Simple numerical X-ray polarization models of reflecting axially symmetric structures around accreting compact objects

Abstract

Abstract We present a series of numerical models suitable for X-ray polarimetry of accreting systems. Firstly, we provide a spectropolarimetric routine that integrates reflection from inner optically thick walls of a geometrical torus of arbitrary size viewed under general inclination. In the studied example, the equatorial torus is illuminated by a central isotropic source of X-ray power-law emission, representing a hot corona. Nearly neutral reprocessing inside the walls is precomputed by Monte Carlo code STOKES that incorporates both line and continuum processes, including multiple scatterings and absorption. We created a new XSPEC model, called xsstokes, which in this version enables efficient X-ray polarimetric fitting of the torus parameters, observer’s inclination and primary emission properties, interpolating for arbitrary state of primary polarization.

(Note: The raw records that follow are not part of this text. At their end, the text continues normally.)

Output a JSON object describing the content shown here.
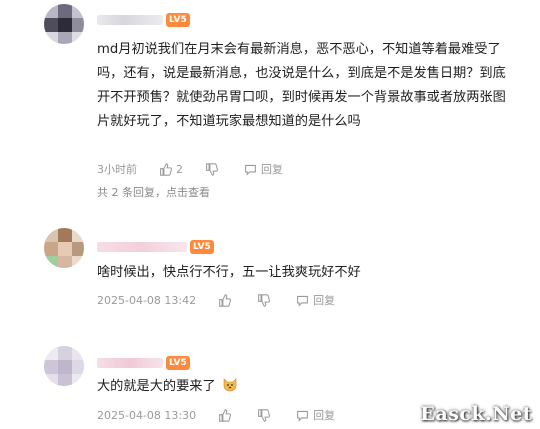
{
  "comments": [
    {
      "level": "LV5",
      "text": "md月初说我们在月末会有最新消息，恶不恶心，不知道等着最难受了吗，还有，说是最新消息，也没说是什么，到底是不是发售日期？到底开不开预售？就使劲吊胃口呗，到时候再发一个背景故事或者放两张图片就好玩了，不知道玩家最想知道的是什么吗",
      "time": "3小时前",
      "likes": "2",
      "reply_label": "回复",
      "replies_summary": "共 2 条回复，点击查看"
    },
    {
      "level": "LV5",
      "text": "啥时候出，快点行不行，五一让我爽玩好不好",
      "time": "2025-04-08 13:42",
      "reply_label": "回复"
    },
    {
      "level": "LV5",
      "text": "大的就是大的要来了",
      "time": "2025-04-08 13:30",
      "reply_label": "回复"
    }
  ],
  "icons": [
    "thumb-up-icon",
    "thumb-down-icon",
    "reply-icon",
    "dog-emoji-icon"
  ],
  "watermark": "Easck.Net",
  "colors": {
    "level_badge": "#ff8a3d",
    "meta_text": "#9a9a9a"
  }
}
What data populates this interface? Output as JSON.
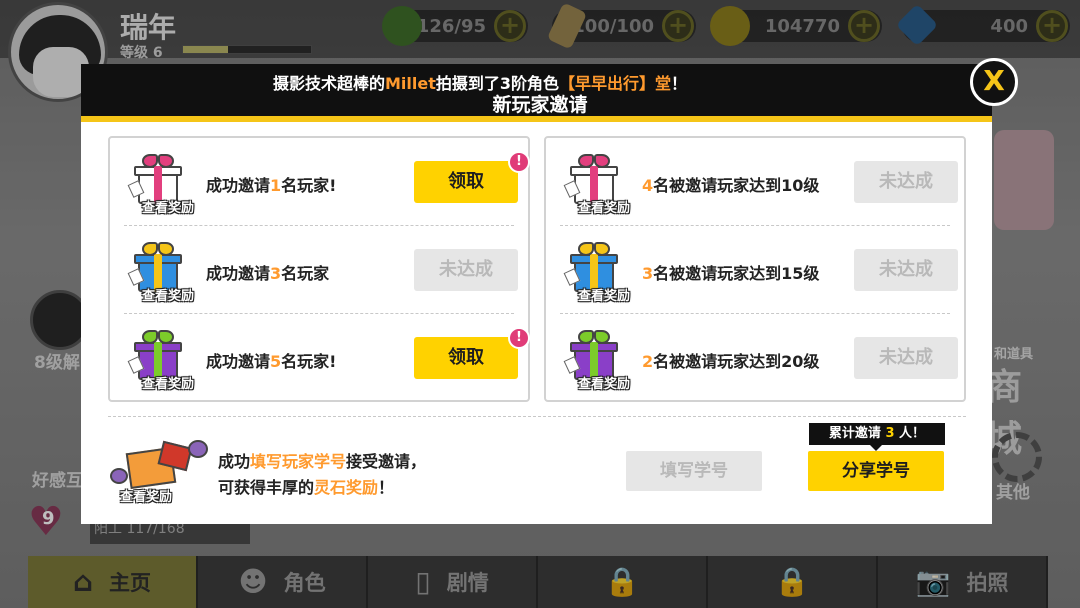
{
  "player": {
    "name": "瑞年",
    "level_label": "等级",
    "level": "6",
    "exp_fraction": 0.35
  },
  "resources": [
    {
      "icon": "leaf-icon",
      "value": "126/95",
      "color": "#3f8a2a"
    },
    {
      "icon": "stamina-can-icon",
      "value": "100/100",
      "color": "#c8a44a"
    },
    {
      "icon": "coin-icon",
      "value": "104770",
      "color": "#b8a21e"
    },
    {
      "icon": "gem-icon",
      "value": "400",
      "color": "#2a74b8"
    }
  ],
  "plus_label": "+",
  "background_side": {
    "left_labels": [
      "8级解",
      "好感互"
    ],
    "heart_number": "9",
    "mini_bar_text": "阳工   117/168",
    "shop_small": "和道具",
    "shop_big": "商城",
    "other_label": "其他"
  },
  "modal": {
    "announce": {
      "prefix": "摄影技术超棒的",
      "player": "Millet",
      "middle": "拍摄到了3阶角色",
      "role": "【早早出行】堂",
      "suffix": "！"
    },
    "title": "新玩家邀请",
    "close_label": "X",
    "left_rows": [
      {
        "pre": "成功邀请",
        "num": "1",
        "post": "名玩家!",
        "button": "领取",
        "state": "claim",
        "badge": "!",
        "gift_color": "#ffffff",
        "ribbon": "#e23f7e",
        "gift_label": "查看奖励"
      },
      {
        "pre": "成功邀请",
        "num": "3",
        "post": "名玩家",
        "button": "未达成",
        "state": "disabled",
        "badge": "",
        "gift_color": "#2f8fe0",
        "ribbon": "#f5c518",
        "gift_label": "查看奖励"
      },
      {
        "pre": "成功邀请",
        "num": "5",
        "post": "名玩家!",
        "button": "领取",
        "state": "claim",
        "badge": "!",
        "gift_color": "#8a3fc8",
        "ribbon": "#7ccc2a",
        "gift_label": "查看奖励"
      }
    ],
    "right_rows": [
      {
        "pre": "",
        "num": "4",
        "post": "名被邀请玩家达到10级",
        "button": "未达成",
        "state": "disabled",
        "badge": "",
        "gift_color": "#ffffff",
        "ribbon": "#e23f7e",
        "gift_label": "查看奖励"
      },
      {
        "pre": "",
        "num": "3",
        "post": "名被邀请玩家达到15级",
        "button": "未达成",
        "state": "disabled",
        "badge": "",
        "gift_color": "#2f8fe0",
        "ribbon": "#f5c518",
        "gift_label": "查看奖励"
      },
      {
        "pre": "",
        "num": "2",
        "post": "名被邀请玩家达到20级",
        "button": "未达成",
        "state": "disabled",
        "badge": "",
        "gift_color": "#8a3fc8",
        "ribbon": "#7ccc2a",
        "gift_label": "查看奖励"
      }
    ],
    "bottom": {
      "gift_label": "查看奖励",
      "line1_pre": "成功",
      "line1_hl": "填写玩家学号",
      "line1_post": "接受邀请，",
      "line2_pre": "可获得丰厚的",
      "line2_hl": "灵石奖励",
      "line2_post": "！",
      "fill_button": "填写学号",
      "share_button": "分享学号",
      "tip_pre": "累计邀请",
      "tip_count": "3",
      "tip_post": "人！"
    }
  },
  "nav": [
    {
      "icon": "home-icon",
      "glyph": "⌂",
      "label": "主页",
      "active": true
    },
    {
      "icon": "characters-icon",
      "glyph": "☻",
      "label": "角色",
      "active": false
    },
    {
      "icon": "story-cards-icon",
      "glyph": "▯",
      "label": "剧情",
      "active": false
    },
    {
      "icon": "lock-icon",
      "glyph": "🔒",
      "label": "",
      "active": false
    },
    {
      "icon": "lock-icon",
      "glyph": "🔒",
      "label": "",
      "active": false
    },
    {
      "icon": "camera-icon",
      "glyph": "📷",
      "label": "拍照",
      "active": false
    }
  ],
  "colors": {
    "accent_yellow": "#ffd200",
    "highlight_orange": "#ff9a2e",
    "badge_pink": "#e03c78"
  }
}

Comparison of the results to a Monte Carlo simulation allowing partial transparency shows that the no-transparency condition may induce different polarization by tens of %. Allowing partial transparency leads to lower/higher polarization fraction, if the resulting polarization orientation is perpendicular/parallel to the rotation axis. We provide another version of xsstokes that is suitable for approximating nearly neutral reflection from a distant optically thick disc of small geometrical thickness. It assumes local illumination averaged for a selected range of incident angles, representing a toy model of a diffuse corona of various physical extent. Assessing both xsstokes variants, we conclude that the resulting polarization can be tens of % and perpendicularly/parallelly oriented towards the rotation axis, if the reflecting medium is rather vertically/equatorially distributed with respect to a compact central source.